On that particular morning of the bread delivery, Sherrie had been prompted to make two loaves of bread instead of the one she had planned to make. She said she felt impressed to take the second loaf with her in her car that day, although she didn’t know why. After lunch at a friend’s home, her 1-year-old daughter began to cry and needed to be taken home for a nap. Sherrie hesitated when the unmistakable feeling came to her that she needed to deliver that extra loaf of bread to Nicole’s sister Tiffany, who lived 30 minutes away on the other side of town and whom she barely knew. She tried to rationalize away the thought, wanting to get her very tired daughter home and feeling sheepish about delivering a loaf of bread to people who were almost strangers. However, the impression to go to Tiffany’s home was strong, so she heeded the prompting.

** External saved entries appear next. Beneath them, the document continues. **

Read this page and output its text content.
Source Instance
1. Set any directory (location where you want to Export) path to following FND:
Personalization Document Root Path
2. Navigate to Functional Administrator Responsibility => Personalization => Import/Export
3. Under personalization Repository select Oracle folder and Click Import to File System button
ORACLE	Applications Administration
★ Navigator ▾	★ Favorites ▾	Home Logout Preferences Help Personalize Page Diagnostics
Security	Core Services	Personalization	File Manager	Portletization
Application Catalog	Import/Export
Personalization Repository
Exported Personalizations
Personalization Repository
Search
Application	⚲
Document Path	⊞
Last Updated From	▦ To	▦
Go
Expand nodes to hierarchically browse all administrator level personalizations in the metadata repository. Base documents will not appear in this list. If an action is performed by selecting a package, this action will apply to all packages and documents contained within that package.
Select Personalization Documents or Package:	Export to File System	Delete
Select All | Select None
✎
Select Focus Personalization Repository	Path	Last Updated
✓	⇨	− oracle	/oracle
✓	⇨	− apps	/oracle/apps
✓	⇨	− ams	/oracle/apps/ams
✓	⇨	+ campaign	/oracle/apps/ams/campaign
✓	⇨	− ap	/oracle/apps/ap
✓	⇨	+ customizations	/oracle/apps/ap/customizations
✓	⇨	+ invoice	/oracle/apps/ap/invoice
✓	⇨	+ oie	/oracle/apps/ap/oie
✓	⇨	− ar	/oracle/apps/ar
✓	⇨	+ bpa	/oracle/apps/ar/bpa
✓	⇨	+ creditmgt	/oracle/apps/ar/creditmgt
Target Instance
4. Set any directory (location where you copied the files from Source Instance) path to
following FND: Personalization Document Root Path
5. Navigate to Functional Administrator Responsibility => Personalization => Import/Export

When she arrived, Tiffany’s husband answered the door. Sherrie reminded him that she was Nicole’s friend whom he’d met briefly at Thanksgiving, handed him the loaf of bread, and left.
And so it happened that the Lord sent a virtual stranger across town to deliver not just the desired homemade bread but also a clear message of love to Tiffany. What happened to her cannot be explained in any other way. She had an urgent need to feel that she wasn’t alone—that God was aware of her and had not abandoned her. That bread—the very thing she wanted—was delivered to her by someone she barely knew, someone who had no knowledge of her need but who listened to the prompting of the Spirit and followed that prompting. It became an obvious sign to Tiffany that her Heavenly Father was aware of her needs and loved her enough to send help. He had responded to her cries for relief.